Sa vue se brouilla un moment : il ne put s'empêcher de serrer les dents. Des souvenirs éclairs, encore. Marion au labo, Marion dans ses bras, Marion squattant son lit, Marion penchée sur ses papiers. Cette Marion à la longue blouse blanche et au regard vif. C'était cette Marion-ci qu'il aurait souhaité revoir.
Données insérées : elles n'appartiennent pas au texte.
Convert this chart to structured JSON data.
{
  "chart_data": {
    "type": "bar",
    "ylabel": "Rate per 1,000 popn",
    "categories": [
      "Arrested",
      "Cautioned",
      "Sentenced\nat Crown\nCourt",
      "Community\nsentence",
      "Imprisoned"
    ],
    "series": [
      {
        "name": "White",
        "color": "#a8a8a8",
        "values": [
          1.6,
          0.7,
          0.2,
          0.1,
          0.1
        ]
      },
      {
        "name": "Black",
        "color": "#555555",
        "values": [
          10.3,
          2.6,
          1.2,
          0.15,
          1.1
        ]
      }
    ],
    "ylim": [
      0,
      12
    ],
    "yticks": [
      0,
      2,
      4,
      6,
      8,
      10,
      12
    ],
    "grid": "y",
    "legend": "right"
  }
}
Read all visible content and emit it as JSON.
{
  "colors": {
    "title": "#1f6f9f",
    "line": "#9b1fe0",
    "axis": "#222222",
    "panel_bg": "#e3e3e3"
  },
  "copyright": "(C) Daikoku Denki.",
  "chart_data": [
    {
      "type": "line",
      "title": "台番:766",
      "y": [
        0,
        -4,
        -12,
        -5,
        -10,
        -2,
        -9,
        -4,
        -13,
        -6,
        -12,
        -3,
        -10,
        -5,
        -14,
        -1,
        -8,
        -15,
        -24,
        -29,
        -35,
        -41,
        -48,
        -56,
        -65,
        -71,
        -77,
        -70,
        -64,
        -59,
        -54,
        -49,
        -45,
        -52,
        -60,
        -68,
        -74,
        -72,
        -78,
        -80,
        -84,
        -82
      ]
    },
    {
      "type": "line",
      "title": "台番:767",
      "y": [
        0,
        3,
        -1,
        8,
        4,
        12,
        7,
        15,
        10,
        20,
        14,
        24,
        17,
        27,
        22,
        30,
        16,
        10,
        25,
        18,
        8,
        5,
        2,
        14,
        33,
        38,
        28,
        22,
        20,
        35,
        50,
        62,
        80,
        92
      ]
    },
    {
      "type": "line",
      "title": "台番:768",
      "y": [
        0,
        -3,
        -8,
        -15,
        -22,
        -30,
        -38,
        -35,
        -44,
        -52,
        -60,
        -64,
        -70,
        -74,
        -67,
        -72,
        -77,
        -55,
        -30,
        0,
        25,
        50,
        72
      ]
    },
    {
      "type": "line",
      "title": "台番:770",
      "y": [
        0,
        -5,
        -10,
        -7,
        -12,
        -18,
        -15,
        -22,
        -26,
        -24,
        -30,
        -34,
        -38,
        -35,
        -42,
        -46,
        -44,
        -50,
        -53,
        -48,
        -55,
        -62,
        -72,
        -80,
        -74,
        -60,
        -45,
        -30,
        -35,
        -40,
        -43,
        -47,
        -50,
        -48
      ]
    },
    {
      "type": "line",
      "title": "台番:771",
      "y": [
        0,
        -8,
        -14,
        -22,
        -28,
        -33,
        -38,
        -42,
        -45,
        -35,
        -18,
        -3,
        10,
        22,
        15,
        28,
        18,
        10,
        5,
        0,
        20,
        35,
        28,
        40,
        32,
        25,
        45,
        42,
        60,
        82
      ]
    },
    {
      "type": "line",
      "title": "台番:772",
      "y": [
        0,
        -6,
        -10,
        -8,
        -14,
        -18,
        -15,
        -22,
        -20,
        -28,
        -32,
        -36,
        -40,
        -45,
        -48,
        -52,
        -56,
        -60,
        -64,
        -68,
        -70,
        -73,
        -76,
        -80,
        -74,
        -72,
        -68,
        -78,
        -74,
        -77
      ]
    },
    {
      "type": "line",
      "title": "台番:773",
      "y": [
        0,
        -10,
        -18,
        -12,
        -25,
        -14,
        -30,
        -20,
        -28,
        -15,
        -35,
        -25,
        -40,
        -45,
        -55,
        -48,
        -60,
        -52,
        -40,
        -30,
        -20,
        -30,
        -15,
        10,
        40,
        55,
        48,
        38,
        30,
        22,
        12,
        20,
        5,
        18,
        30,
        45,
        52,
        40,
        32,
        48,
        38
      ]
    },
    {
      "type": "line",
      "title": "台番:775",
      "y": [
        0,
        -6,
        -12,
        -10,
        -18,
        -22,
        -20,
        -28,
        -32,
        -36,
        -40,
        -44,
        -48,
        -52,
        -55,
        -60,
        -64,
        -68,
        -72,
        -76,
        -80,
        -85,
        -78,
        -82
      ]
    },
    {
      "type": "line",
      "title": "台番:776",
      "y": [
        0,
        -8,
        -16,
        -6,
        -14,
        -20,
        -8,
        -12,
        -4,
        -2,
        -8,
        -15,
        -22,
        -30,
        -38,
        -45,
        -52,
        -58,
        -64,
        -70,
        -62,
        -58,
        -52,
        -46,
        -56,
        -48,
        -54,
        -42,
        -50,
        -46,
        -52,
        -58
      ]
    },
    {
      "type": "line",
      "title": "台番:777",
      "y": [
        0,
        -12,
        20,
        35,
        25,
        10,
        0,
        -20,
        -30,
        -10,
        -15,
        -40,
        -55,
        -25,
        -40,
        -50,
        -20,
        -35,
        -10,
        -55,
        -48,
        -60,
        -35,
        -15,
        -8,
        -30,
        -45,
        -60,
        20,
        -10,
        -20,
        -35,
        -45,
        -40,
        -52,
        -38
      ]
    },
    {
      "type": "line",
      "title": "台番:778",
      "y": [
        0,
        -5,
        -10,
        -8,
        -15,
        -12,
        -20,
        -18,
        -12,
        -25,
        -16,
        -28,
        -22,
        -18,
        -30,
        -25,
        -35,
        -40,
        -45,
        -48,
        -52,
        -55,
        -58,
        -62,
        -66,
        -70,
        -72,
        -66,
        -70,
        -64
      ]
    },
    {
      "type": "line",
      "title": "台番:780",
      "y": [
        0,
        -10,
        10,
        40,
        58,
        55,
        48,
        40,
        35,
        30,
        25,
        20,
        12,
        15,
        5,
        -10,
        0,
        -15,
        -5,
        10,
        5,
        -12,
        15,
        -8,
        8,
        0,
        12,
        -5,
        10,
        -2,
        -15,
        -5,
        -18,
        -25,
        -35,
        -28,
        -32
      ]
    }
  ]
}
Peut-être n'aurait-il jamais dû la confier aux Résistants. Il l'aurait suivi là où elle aurait voulu aller. Que ce soit pour se cacher dans les fin-fonds du Texas, rentrer en France, ou s'allier à Stéphane Bern... Peut-être avait-il fait le mauvais choix, en la laissant seule.
Il posa ses prunelles foncées sur son plafond poussiéreux. Je me fais vieux, pour douter comme ça... Cette situation était si ironique qu'il ne put s'empêcher d'en rire, tout bas, d'un timbre dont il ne pouvait plus ignorer la dimension brisée.
De longues secondes coulèrent. Son revolver était toujours accroché à sa ceinture. Cette babiole, il l'étudia encore et encore et encore. Puis, il finit par s'en saisir avec habilité, se retourna, et tira.